Using a crate is the simplest method to keep your female dog out of harm’s way, even if it may seem harsh, especially if you haven’t yet taught your dog to use one. This is especially true if you also have an intact male at home. If you can’t do that, you can keep the dogs apart when the female is in season. When they go pee outdoors, keep them apart from one another.
Enclosed yard: Keeping your dog in a fenced yard is a less assured alternative. Depending on your fence’s quality and if your dog can escape or another dog may enter, this has varied degrees of effectiveness.
Reduce Her Time Outside
To lessen the possibility of coming into contact with unfixed male dogs during the last few days of your female’s heat, you should restrict her access to the outdoors. Keep walks short and keep a careful check on her to prevent her from escaping.
Dog-specific diapers are available at all pet shops. Not only are they very helpful for incontinence, but they may also hinder mating by preventing your female dog from dripping blood all over the place while she is in the proestrus stage of her heat.

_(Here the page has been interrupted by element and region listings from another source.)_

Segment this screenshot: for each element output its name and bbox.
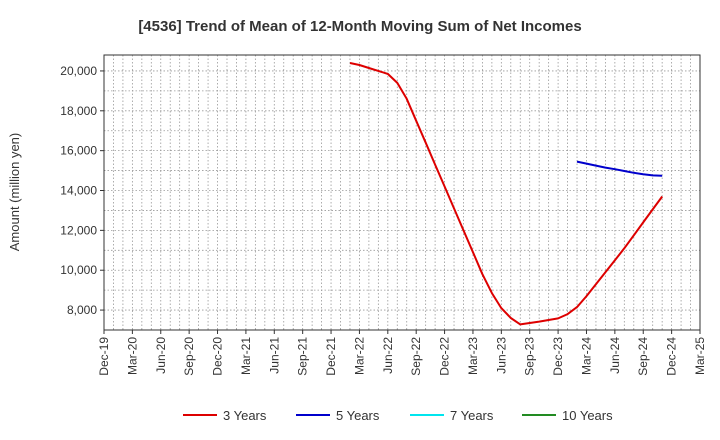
legend: 3 Years 5 Years 7 Years 10 Years xyxy=(183,408,613,423)
x-tick-label: Dec-23 xyxy=(551,337,565,376)
x-tick-label: Sep-20 xyxy=(182,337,196,376)
x-tick-label: Mar-22 xyxy=(352,337,366,375)
x-tick-label: Mar-23 xyxy=(466,337,480,375)
series-line-5-years xyxy=(576,160,663,177)
plot-background xyxy=(104,55,700,330)
y-tick-label: 8,000 xyxy=(67,303,97,317)
legend-label-3-years: 3 Years xyxy=(223,408,267,423)
x-tick-label: Dec-20 xyxy=(211,337,225,376)
y-tick-label: 20,000 xyxy=(60,64,97,78)
y-axis-label: Amount (million yen) xyxy=(7,133,22,252)
x-tick-label: Mar-21 xyxy=(239,337,253,375)
x-tick-label: Dec-24 xyxy=(665,337,679,376)
x-tick-label: Sep-21 xyxy=(296,337,310,376)
x-tick-label: Mar-25 xyxy=(693,337,707,375)
series-line-3-years xyxy=(349,62,664,326)
x-tick-label: Dec-19 xyxy=(97,337,111,376)
x-tick-label: Jun-20 xyxy=(154,337,168,374)
x-tick-label: Dec-22 xyxy=(438,337,452,376)
x-tick-label: Mar-24 xyxy=(579,337,593,375)
x-tick-label: Sep-23 xyxy=(523,337,537,376)
x-tick-label: Jun-21 xyxy=(267,337,281,374)
legend-label-10-years: 10 Years xyxy=(562,408,613,423)
x-tick-label: Sep-24 xyxy=(636,337,650,376)
y-tick-label: 10,000 xyxy=(60,263,97,277)
y-tick-label: 12,000 xyxy=(60,223,97,237)
x-tick-label: Dec-21 xyxy=(324,337,338,376)
legend-label-7-years: 7 Years xyxy=(450,408,494,423)
plot-frame xyxy=(103,54,701,331)
plot-area: 8,000 10,000 12,000 14,000 16,000 18,000 20,00… xyxy=(60,54,707,376)
x-tick-label: Jun-24 xyxy=(608,337,622,374)
x-tick-label: Jun-23 xyxy=(494,337,508,374)
y-tick-label: 18,000 xyxy=(60,104,97,118)
legend-label-5-years: 5 Years xyxy=(336,408,380,423)
x-tick-label: Sep-22 xyxy=(409,337,423,376)
x-tick-label: Jun-22 xyxy=(381,337,395,374)
x-tick-label: Mar-20 xyxy=(125,337,139,375)
y-tick-label: 16,000 xyxy=(60,144,97,158)
y-tick-label: 14,000 xyxy=(60,184,97,198)
chart-title: [4536] Trend of Mean of 12-Month Moving … xyxy=(138,18,581,35)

Certain male dogs may rip through them, so this solution isn’t always reliable.
After 48 hours following breeding, a veterinarian may inject a “morning after” medication for dogs. This reaction is not advised since it may result in hormonal abnormalities and other illnesses.
You can chemically castrate your male dog if you have a male and a female dog and don’t want to have either of them fixed. This will temporarily render them infertile for a period of up to 6 months, allowing you to breed your dogs afterwards.
Nonetheless, you must still keep your female dog away from male dogs outside your home.
The female reproductive organs are surgically and permanently removed during spaying. This prevents becoming pregnant and other undesirable conditions including breast and ovarian cancer.
This alternative will also prevent your female dog from going into heat, and you’ll be able to prevent both undesired pregnancies and the blood patches that she’ll bleed. Also, you might stop additional pups from being abandoned in shelters or pets from being overpopulated.
Although the sight of two dogs clinging to one another might be unsettling, particularly for new dog owners or others who aren’t acquainted with the tie phenomena, it’s a normal stage of the dog breeding process.
After mating, there is no way to physically free your dog without harming both the male and the female. Being cool and waiting it out is your best and only option. Your dogs will eventually separate themselves without suffering any harm.
Try to calm the female dog down by caressing her if the tie goes on for more than 20 minutes. Otherwise, don’t even bother to participate.